Wat maakt de Ryder Cup nou zo bijzonder? Het simpele antwoord: het gevoel bij een team te horen in een verder individuele sport. De golfers spelen niet alleen voor zichzelf maar ook voor hun elf teamgenoten en eigenlijk voor een heel continent. En wij, de fans, wanen ons in een voetbalstadion zonder rellen. Supporters van beide teams lopen op de golfbaan gewoon door elkaar en zorgen met z’n allen voor een fantastische sfeer. Bij gewone toernooien wordt er voor mooie ballen geklapt, bij de Ryder Cup galmt gejuich over de baan. Het is het bekende ‘USA! USA! USA!’ tegen het iets gemaaktere ‘Europe! Europe!’. Grappig overigens om dat laatste uit Britse Brexit kelen te horen.

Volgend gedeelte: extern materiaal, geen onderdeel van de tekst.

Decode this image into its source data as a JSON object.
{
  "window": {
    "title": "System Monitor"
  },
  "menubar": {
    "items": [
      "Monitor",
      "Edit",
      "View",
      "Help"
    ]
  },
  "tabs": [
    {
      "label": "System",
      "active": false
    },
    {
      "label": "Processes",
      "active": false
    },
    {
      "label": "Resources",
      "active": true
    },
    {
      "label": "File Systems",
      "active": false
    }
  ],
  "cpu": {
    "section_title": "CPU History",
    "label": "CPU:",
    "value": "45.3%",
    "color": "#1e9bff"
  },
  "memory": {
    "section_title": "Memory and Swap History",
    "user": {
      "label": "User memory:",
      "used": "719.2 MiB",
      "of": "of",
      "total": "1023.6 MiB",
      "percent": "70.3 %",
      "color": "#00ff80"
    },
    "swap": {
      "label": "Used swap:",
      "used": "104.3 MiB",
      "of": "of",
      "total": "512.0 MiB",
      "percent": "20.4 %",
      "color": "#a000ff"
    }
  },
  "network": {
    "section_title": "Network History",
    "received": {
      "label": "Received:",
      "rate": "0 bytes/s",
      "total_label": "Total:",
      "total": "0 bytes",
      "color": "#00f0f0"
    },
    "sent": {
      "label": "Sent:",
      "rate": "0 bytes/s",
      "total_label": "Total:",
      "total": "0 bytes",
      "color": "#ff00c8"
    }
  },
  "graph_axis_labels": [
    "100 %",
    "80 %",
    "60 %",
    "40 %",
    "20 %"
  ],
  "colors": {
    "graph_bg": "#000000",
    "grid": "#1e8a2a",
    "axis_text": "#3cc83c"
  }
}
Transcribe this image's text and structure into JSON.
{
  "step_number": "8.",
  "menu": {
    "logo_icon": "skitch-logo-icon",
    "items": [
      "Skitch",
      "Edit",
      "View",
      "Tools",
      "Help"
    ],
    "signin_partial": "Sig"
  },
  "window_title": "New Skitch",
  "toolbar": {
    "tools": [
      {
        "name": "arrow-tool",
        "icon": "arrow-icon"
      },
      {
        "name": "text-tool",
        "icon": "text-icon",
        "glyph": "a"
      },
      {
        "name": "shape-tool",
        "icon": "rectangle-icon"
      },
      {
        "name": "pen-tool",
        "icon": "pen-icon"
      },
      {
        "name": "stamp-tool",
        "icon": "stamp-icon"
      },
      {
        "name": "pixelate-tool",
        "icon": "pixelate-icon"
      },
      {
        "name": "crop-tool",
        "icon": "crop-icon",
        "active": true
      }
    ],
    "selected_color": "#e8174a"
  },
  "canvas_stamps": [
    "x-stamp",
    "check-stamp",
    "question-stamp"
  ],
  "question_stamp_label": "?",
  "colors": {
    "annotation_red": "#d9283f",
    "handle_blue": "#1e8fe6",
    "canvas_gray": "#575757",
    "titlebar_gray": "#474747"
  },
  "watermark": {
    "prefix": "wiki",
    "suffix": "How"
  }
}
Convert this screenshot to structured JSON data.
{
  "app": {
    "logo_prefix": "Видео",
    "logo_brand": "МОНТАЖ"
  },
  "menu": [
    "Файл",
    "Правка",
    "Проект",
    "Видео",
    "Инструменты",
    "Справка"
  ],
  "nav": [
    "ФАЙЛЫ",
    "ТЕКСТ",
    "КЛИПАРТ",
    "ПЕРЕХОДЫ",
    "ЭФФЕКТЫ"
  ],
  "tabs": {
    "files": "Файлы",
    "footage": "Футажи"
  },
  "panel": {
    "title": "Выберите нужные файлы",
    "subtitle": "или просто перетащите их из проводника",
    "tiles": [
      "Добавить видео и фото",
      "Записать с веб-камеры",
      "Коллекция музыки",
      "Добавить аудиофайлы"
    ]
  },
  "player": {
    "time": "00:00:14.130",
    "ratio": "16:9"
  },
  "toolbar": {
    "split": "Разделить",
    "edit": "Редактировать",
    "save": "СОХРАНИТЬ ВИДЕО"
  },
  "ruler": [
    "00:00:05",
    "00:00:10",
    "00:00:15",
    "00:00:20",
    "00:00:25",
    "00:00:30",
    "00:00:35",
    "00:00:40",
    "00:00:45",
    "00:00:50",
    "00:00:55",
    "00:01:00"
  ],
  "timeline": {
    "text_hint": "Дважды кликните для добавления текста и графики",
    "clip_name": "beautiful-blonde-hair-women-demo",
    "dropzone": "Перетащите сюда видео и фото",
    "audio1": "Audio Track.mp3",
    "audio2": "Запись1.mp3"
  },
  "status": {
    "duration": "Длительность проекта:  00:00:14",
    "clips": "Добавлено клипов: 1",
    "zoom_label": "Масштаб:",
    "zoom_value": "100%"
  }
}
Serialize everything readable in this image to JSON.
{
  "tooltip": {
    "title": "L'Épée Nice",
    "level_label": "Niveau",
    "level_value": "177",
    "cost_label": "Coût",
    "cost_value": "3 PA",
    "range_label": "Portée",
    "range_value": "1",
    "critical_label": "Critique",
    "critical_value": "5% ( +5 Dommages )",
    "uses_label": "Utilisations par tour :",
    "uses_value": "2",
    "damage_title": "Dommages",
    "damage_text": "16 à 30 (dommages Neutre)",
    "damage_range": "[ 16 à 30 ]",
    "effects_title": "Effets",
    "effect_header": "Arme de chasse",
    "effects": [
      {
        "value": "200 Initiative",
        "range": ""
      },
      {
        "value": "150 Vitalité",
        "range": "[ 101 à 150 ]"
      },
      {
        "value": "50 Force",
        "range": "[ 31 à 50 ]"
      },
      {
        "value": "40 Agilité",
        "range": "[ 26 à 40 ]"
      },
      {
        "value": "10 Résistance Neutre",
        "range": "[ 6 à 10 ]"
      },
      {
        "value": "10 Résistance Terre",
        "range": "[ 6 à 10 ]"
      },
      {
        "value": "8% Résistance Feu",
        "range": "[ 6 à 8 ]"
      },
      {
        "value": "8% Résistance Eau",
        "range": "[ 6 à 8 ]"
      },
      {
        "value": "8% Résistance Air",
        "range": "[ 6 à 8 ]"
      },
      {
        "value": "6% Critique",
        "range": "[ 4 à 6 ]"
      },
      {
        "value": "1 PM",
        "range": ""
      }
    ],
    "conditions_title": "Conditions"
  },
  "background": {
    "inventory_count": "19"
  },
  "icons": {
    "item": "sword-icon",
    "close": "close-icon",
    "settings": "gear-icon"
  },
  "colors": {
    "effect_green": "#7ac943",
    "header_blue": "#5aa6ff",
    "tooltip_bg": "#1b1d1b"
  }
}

In Parijs waren we alleen voor de wedstrijddagen erbij, voor deze editie gingen we all-in en hadden we ook kaartjes gekocht voor de oefenrondes.
Op de eerste oefenochtend duiken we bij aankomst op het terrein gelijk de giftshop in want we hebben een missie: handtekeningen verzamelen van onze helden. Die giftshop is echt een snoepwinkel voor volwassenen, onze creditcards zijn een stuk lichter als we weer naar buiten lopen. Maar goed, we hebben onze belangrijkste aankoop te pakken: een vlag met het Ryder Cup logo. Met meerdere permanent markers in onze rugzak gaan we op zoek naar het Amerikaanse team; alhoewel we uiteraard voor het Europese team zijn staat de handtekening van Jordan Spieth bovenaan onze verlanglijst dus de eerste dag gaan we ons op de Amerikanen concentreren.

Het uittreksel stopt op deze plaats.